Os recursos representativos da controvérsia que geraram a tese firmada no Tema 1019 tratavam de indenização por desapropriação indireta em razão de construção de rodovia estadual, tendo-se reputado prescrita a pretensão do particular em ambos os casos em razão do decurso do prazo prescricional decenal.

Naqueles casos, não se discutiu nenhuma limitação por norma ambiental, e sim a prática de um ato que inviabilizou exercício pelo particular de uso e gozo sobre o seu bem, causando-lhe diminuição patrimonial – verdadeiro desapossamento a atrair a aplicação do prazo prescricional decenal para busca de indenização.

Por certo, na maior parte das vezes o apossamento é facilmente verificado: inundações promovidas por hidrelétricas que cobrem imóveis e benfeitorias de água; realização de obras e empreendimentos de viés público – como rodovias e estádios – que torne necessária a inexistência de pessoas, moradias e atividades na área expropriada, etc. Essas intervenções são, de certa forma, de fácil identificação.

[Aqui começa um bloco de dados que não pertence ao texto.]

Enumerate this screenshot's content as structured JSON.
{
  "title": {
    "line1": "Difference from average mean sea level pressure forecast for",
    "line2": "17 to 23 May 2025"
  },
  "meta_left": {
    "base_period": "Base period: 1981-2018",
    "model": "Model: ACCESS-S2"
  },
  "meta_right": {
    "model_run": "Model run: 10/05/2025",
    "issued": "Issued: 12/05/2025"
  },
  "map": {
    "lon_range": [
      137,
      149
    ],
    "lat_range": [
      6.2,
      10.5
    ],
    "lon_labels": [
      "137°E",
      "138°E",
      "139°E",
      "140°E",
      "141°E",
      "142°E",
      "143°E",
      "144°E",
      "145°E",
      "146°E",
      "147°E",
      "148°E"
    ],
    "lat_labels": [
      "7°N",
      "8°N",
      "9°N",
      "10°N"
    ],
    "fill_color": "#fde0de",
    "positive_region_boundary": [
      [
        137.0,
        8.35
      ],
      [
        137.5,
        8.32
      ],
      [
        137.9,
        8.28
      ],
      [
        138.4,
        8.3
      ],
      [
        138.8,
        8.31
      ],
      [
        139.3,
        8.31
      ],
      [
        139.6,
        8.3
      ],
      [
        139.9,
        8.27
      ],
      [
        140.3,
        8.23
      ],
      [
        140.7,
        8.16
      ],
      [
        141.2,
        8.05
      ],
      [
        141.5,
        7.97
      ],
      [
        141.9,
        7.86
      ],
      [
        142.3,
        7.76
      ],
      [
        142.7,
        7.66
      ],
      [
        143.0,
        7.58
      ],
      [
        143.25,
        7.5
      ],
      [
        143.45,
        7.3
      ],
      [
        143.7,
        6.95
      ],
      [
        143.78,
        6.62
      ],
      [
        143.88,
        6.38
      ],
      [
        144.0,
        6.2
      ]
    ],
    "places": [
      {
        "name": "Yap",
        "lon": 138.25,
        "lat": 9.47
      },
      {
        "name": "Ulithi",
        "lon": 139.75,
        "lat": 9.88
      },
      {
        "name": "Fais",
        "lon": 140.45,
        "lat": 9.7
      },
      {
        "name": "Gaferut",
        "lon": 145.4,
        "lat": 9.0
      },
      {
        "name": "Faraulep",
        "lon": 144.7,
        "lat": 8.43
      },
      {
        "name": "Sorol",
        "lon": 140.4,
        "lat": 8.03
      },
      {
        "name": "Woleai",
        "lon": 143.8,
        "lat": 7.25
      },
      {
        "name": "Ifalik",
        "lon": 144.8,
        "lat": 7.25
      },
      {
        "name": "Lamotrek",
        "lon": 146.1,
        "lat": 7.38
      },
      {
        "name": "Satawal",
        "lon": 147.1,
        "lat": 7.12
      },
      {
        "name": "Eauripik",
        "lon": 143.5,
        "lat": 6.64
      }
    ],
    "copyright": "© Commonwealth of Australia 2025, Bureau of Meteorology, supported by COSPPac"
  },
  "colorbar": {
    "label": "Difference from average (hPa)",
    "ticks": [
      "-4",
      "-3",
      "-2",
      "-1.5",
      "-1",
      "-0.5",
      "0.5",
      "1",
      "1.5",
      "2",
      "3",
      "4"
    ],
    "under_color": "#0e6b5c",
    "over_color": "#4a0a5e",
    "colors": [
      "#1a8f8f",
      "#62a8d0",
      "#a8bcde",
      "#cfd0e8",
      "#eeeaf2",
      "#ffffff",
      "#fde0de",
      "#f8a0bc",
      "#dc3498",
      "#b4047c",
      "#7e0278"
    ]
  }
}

Ocorre que nem sempre a desapropriação implica a expropriação de um bem imóvel individualizado em matrícula imobiliária. É possível que o bem afetado seja, de certa forma, intangível, o que torna a verificação do desapossamento mais complexa.

É o caso dos Direitos Minerários. Justamente por se dar sobre um bem intangível, esse requisito para a desapropriação fica de difícil identificação, sendo ainda mais complexo prová-lo na esfera judicial na busca de indenização.

Essa dificuldade é ainda maior se levarmos em conta que nem o Judiciário nem a legislação definiram o que seria admitido como prova desse apossamento, o que torna ainda mais relevante a discussão aqui proposta. Afinal, há um impacto prático no trâmite de ações e veiculações de pretensões indenizatórias nas vias judiciais, a começar pela incidência do prazo prescricional que se distingue de uma situação para outra.

É que se a intervenção for admitida como mera limitação administrativa (como é o caso, por exemplo, das restrições ambientais sobre a propriedade[4]), o prazo prescricional pacificado pelos tribunais é quinquenal[5], diferentemente das situações de efetiva desapropriação indireta, que possuem prazo decenal de prescrição[6].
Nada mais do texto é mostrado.